I'm getting pretty good at picking myself up, dusting myself off and re-jigging my plans.
I hoped to run 10k last night.
I ran 6k instead. Things were tight and sore. I pushed a bit beyond the 5k from Monday but listened to my body telling me not to push any further.
I am no longer running 35k this weekend. I have set my sights on 25k next weekend but am prepared to give that up too if I need to.
I'm holding on to Niagara Falls as tightly as I can but I'm starting to feel it slip through my fingers. Not because I'm being pessimistic. Not because I'm giving up. Just because I'm being realistic, listening to my body. It's telling me that it's going to keep trying but not making any promises.
I'm not angry or upset about it. My body and I are a team. We've been through hell together and I don't ever chastise it when it doesn't do what I want it to. I just ask what I can do to help.

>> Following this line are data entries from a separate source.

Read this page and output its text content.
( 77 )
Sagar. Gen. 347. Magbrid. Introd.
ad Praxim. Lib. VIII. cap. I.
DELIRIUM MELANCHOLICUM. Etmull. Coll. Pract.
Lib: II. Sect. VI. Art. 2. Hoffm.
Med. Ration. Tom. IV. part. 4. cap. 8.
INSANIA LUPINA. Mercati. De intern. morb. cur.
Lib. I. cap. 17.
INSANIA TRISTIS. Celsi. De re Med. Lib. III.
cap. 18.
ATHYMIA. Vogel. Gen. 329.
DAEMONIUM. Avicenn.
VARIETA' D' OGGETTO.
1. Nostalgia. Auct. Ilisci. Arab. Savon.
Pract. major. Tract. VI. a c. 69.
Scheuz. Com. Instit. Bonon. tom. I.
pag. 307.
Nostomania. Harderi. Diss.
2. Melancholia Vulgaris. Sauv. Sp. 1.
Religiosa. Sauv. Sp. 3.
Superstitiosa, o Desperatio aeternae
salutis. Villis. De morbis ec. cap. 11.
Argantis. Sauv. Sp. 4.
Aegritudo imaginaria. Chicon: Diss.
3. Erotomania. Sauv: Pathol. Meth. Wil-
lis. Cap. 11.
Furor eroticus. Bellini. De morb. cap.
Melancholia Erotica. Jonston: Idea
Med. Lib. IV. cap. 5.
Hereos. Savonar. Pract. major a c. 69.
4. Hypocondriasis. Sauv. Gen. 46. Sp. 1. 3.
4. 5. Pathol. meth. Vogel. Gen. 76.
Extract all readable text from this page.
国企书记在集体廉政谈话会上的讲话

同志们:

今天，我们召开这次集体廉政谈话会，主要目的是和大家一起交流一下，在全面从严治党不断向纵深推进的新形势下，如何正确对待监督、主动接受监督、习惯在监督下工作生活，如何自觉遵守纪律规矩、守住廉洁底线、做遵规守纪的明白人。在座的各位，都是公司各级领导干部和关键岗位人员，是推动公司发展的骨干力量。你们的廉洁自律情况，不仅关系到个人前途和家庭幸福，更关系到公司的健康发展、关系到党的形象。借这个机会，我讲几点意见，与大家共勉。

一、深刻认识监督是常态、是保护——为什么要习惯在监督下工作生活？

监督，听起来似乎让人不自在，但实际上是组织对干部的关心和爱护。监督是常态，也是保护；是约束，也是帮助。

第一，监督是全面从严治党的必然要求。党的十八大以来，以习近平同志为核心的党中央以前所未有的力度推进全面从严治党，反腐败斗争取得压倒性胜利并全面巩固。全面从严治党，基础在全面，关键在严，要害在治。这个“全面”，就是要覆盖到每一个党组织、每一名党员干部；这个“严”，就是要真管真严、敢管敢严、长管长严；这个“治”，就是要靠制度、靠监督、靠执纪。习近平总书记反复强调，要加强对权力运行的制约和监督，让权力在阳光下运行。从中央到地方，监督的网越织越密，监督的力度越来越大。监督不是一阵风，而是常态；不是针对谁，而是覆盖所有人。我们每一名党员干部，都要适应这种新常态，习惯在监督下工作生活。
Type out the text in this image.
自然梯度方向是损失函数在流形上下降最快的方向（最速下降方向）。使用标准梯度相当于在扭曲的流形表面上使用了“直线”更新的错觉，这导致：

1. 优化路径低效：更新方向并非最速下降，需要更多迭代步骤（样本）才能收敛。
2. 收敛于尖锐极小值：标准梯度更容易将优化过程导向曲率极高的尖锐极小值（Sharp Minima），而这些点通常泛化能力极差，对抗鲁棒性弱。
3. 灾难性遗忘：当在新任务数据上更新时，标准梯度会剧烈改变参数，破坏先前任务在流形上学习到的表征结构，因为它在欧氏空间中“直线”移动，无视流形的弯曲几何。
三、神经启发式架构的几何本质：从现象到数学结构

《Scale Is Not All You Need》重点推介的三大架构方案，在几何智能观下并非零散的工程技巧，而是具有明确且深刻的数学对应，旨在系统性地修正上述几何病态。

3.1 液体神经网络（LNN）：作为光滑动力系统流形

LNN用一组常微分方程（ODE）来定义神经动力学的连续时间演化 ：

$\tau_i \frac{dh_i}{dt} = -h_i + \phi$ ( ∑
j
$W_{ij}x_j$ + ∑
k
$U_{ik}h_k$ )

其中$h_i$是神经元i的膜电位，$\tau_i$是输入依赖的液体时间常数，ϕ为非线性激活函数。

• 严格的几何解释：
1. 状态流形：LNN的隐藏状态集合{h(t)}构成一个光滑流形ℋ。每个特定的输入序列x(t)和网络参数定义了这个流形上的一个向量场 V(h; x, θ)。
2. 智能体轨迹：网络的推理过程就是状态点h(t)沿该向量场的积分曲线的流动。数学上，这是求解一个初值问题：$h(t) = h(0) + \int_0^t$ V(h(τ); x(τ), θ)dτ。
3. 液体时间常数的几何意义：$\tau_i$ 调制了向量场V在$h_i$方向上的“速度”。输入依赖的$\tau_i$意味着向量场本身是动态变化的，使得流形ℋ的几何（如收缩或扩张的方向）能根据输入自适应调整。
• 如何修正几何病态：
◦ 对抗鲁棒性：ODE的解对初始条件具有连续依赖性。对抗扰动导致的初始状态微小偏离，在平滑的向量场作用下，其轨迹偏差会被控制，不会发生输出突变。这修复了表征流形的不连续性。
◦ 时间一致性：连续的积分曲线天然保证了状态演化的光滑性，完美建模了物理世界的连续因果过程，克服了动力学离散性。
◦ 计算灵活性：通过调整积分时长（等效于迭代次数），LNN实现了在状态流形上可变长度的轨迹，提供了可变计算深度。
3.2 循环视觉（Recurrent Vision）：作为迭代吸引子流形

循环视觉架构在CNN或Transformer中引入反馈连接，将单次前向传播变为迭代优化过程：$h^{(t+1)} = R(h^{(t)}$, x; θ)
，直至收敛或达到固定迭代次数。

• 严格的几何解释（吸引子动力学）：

After my run I headed upstairs to shower and was thinking about all the options re race day. Run, don't run, downgrade to a half, stay home and wallow, ride the route on my bike and carry Scully's water bottle, cheer on my friends who are facing their own demons, stalk my running friends with my camera to capture their big day...
Suddenly, while weighing the options, that little hopeful voice that had been sitting back listening piped up. Well, if you're not ready for Niagara Falls, perhaps there's another marathon a few weeks later that you could be ready for...?
It's an amazing thing.
Who knows if I can run any sort of race this fall. Part of me is devastated at the thought. Part of me really doesn't care. I ran the distance, I survived the training and I am stronger better and faster than I was in June. That alone should be enough.
Some days it is enough.
Other days, it isn't.
This injury will heal itself eventually and there will be other races to be run.
Hope is a funny thing. Some people have tons of it. I'm one of those people. Always look on the bright side is my kinda song. I see the positive in everything and live life accordingly.
I know lots of people who have a lot of trouble with hope. With seeing the silver lining rather than the clouds. With picking themselves up when they fall.
I don't understand them any more than they understand me. I've been thrown plenty of curve balls in my life - divorce, car accident, diabetes - I've never done anything other than face them head on. I don't know how to curl up and hope it goes away.
I live what's given.
No matter what happens on the 23rd of October - I'll be able to say I did my best.